Assises : enquête orientée par des témoins anonymes
Les enquêteurs de la police judiciaire ont expliqué hier qu’ils avaient rapidement bénéficié d’informateurs et de témoins anonymes, désignant les auteurs du double assassinat
Hier, c’était la journée des enquêteurs, devant la cour d’assises des mineurs du Var, au palais de justice de Draguignan. Elle juge en appel un père (JeanClaude) et son fils (Thierry, 16 ans au moment des faits), de la cité de la Cayolle dans le 9e arrondissement de Marseille, pour l’assassinat de deux hommes, au coeur de la cité, le 24 août 2010 entre 16 h 30 à 17 h (lire nos éditions de mardi).
Abattus de près
Apparemment venus à un rendez-vous, depuis la cité Air Bel dans le 11e arrondissement, Mezut Erkol et Mohamed Karabernou avaient été pris pour cibles par deux tireurs. Le premier avait été retrouvé au volant d’un 4x4 de luxe, atteint d’une balle de pistolet dans le thorax. Le corps du second gisait dans la rue, le crâne éclaté par une cartouche de chevrotines tirée à bout portant. Aucun témoin ne s’est manifesté auprès des policiers de la brigade criminelle. Et leur enquête de voisinage n’a pas apporté d’élément déterminant.
Auteurs désignés très rapidement
Si ce n’est toutefois qu’une riveraine avait aperçu un homme brun d’une trentaine d’années, athlétique, métis, enlever une volumineuse perruque noire et partir en courant vers la cité voisine, avec une arme longue à la main. Mais dès le lendemain, les policiers avaient été destinataires d’un renseignement anonyme leur indiquant que les auteurs de ce double assassinat étaient Jean-Claude et son fils Thierry. Le 7 septembre 2010, deux semaines après les faits, deux témoins sous X avaient été entendus. Le premier indiquait que toute la cité de la Cayolle disait que le père et le fils étaient les auteurs du crime, pour un litige concernant une épicerie de la cité Air Bel, que Mohamed Karabernou revendiquait. Le second s’était présenté comme un témoin oculaire. Il disait avoir vu passer devant lui Jean-Claude et Thierry, excités, avec des perruques à la main, le père tenant une arme de poing dans son dos, et le fils un fusil à canon scié. Cinq minutes plus tard, il avait entendu des détonations et les avait vus repasser dans l’autre sens, le père criant à son fils : « Tu lui as explosé la tête. »
Quel crédit accorder aux témoins sous X ?

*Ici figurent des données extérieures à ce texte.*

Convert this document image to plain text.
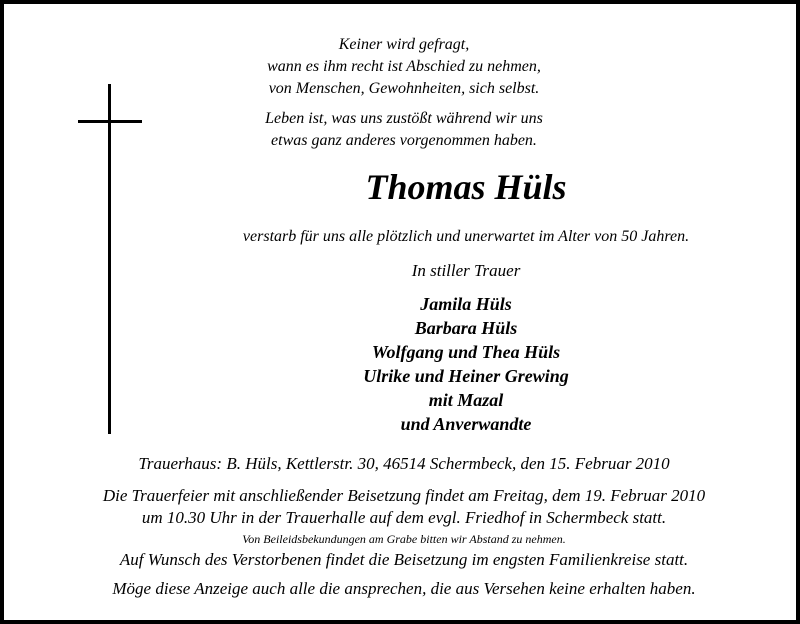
Keiner wird gefragt,
wann es ihm recht ist Abschied zu nehmen,
von Menschen, Gewohnheiten, sich selbst.
Leben ist, was uns zustößt während wir uns
etwas ganz anderes vorgenommen haben.
Thomas Hüls
verstarb für uns alle plötzlich und unerwartet im Alter von 50 Jahren.
In stiller Trauer
Jamila Hüls
Barbara Hüls
Wolfgang und Thea Hüls
Ulrike und Heiner Grewing
mit Mazal
und Anverwandte
Trauerhaus: B. Hüls, Kettlerstr. 30, 46514 Schermbeck, den 15. Februar 2010
Die Trauerfeier mit anschließender Beisetzung findet am Freitag, dem 19. Februar 2010
um 10.30 Uhr in der Trauerhalle auf dem evgl. Friedhof in Schermbeck statt.
Von Beileidsbekundungen am Grabe bitten wir Abstand zu nehmen.
Auf Wunsch des Verstorbenen findet die Beisetzung im engsten Familienkreise statt.
Möge diese Anzeige auch alle die ansprechen, die aus Versehen keine erhalten haben.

Me Éric Dupond-Moretti a résumé la position de la défense en quelques questions au directeur d’enquête. « Sur le plan matériel, vous avez quelque chose contre les accusés?» - «Non.» « Ces témoins sous X qui vous donnent des informations, ont-ils été confrontés avec les accusés ? » - « À ma connaissance, non. » « Ces X, ce sont des gens honnêtes ou déjà condamnés ? » - « Je ne peux pas vous donner des éléments sur ces personnes. C’est le législateur qui l’a prévu. » « Vous avez autre chose contre les accusés ? » - « Je trouve que c’est déjà pas mal. Vous savez, à Marseille, on a beaucoup de règlements de comptes. Dans cette affaire, on a trouvé les témoignages sous X particulièrement crédibles. Notamment celui qui est placé sur la scène de crime, et qui a décrit les accusés avec force détails. » La cour consacrera sa journée d’aujourd’hui aux expertises et aux témoignages.